Em um comunicado, Steph Hannon, diretor sênior de gerenciamento de produtos de notificação de exposição do Google, declarou que havia "desafios conhecidos no uso da tecnologia Bluetooth para calcular a distância precisa entre os dispositivos" e que a empresa estava continuamente trabalhando para melhorar a precisão.

Alguns especialistas em saúde pública reconheceram que o sistema de alerta de exposição era um experimento para o qual eles, e os gigantes da tecnologia, estavam descobrindo e incorporando melhorias à medida que avançavam.

Um problema que acharam logo no início: para evitar alarmes falsos, os estados verificam resultados positivos de testes antes que uma pessoa possa enviar uma notificação de exposição. Contudo, os laboratórios locais às vezes podem levar dias para enviar resultados de testes a agências de saúde, limitando a capacidade dos usuários de aplicativos de alertar rapidamente os outros.

No Alabama, por exemplo, o aplicativo de alerta de vírus GuideSafe do estado foi baixado cerca de 250 mil vezes, de acordo com a Sensor Tower. Só foi possível, porém, confirmar o resultado positivo dos testes de 1.300 usuários. As autoridades de saúde divulgaram que esse é um número muito menor do que esperavam, dado que mais de dez por cento da população do estado foram infectados. "O aplicativo seria muito mais eficiente se esses processos fossem menos manuais e mais automatizados", sugeriu o dr. Scott Harris, que supervisiona o Departamento de Saúde Pública do Alabama.

O Colorado, que automaticamente emite os códigos de verificação para pessoas com resultado positivo, relatou taxas de uso mais altas.
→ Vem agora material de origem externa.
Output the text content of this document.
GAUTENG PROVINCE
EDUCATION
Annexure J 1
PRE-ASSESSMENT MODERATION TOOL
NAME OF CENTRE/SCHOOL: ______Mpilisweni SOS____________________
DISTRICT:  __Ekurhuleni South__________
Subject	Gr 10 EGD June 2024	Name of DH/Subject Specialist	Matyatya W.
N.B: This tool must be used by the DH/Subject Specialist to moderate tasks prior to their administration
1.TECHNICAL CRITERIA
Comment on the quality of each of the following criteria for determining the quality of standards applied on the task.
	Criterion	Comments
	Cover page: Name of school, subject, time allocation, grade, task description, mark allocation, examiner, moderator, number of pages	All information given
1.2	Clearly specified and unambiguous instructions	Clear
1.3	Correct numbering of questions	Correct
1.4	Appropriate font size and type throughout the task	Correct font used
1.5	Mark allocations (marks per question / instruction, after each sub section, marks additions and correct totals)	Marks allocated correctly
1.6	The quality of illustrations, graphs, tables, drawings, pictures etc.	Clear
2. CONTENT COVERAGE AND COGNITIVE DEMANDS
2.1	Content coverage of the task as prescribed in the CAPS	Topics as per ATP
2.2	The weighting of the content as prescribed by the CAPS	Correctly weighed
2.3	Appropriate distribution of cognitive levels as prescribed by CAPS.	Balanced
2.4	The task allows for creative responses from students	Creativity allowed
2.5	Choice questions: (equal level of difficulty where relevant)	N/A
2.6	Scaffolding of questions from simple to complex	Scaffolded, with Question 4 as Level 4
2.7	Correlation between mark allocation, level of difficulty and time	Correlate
E, na Califórnia, a UC San Diego Health criou uma linha telefônica dedicada para a qual os usuários podem ligar se não receberem seu código de verificação.

Longhurst, o diretor de informações do centro médico, afirmou que o aplicativo da Califórnia se mostrou útil como parte de um projeto maior de saúde pública em todo o estado, que também envolveu o uso de máscara e o teste de vírus. "Não é uma panaceia, mas pode ser uma parte eficaz da resposta à pandemia."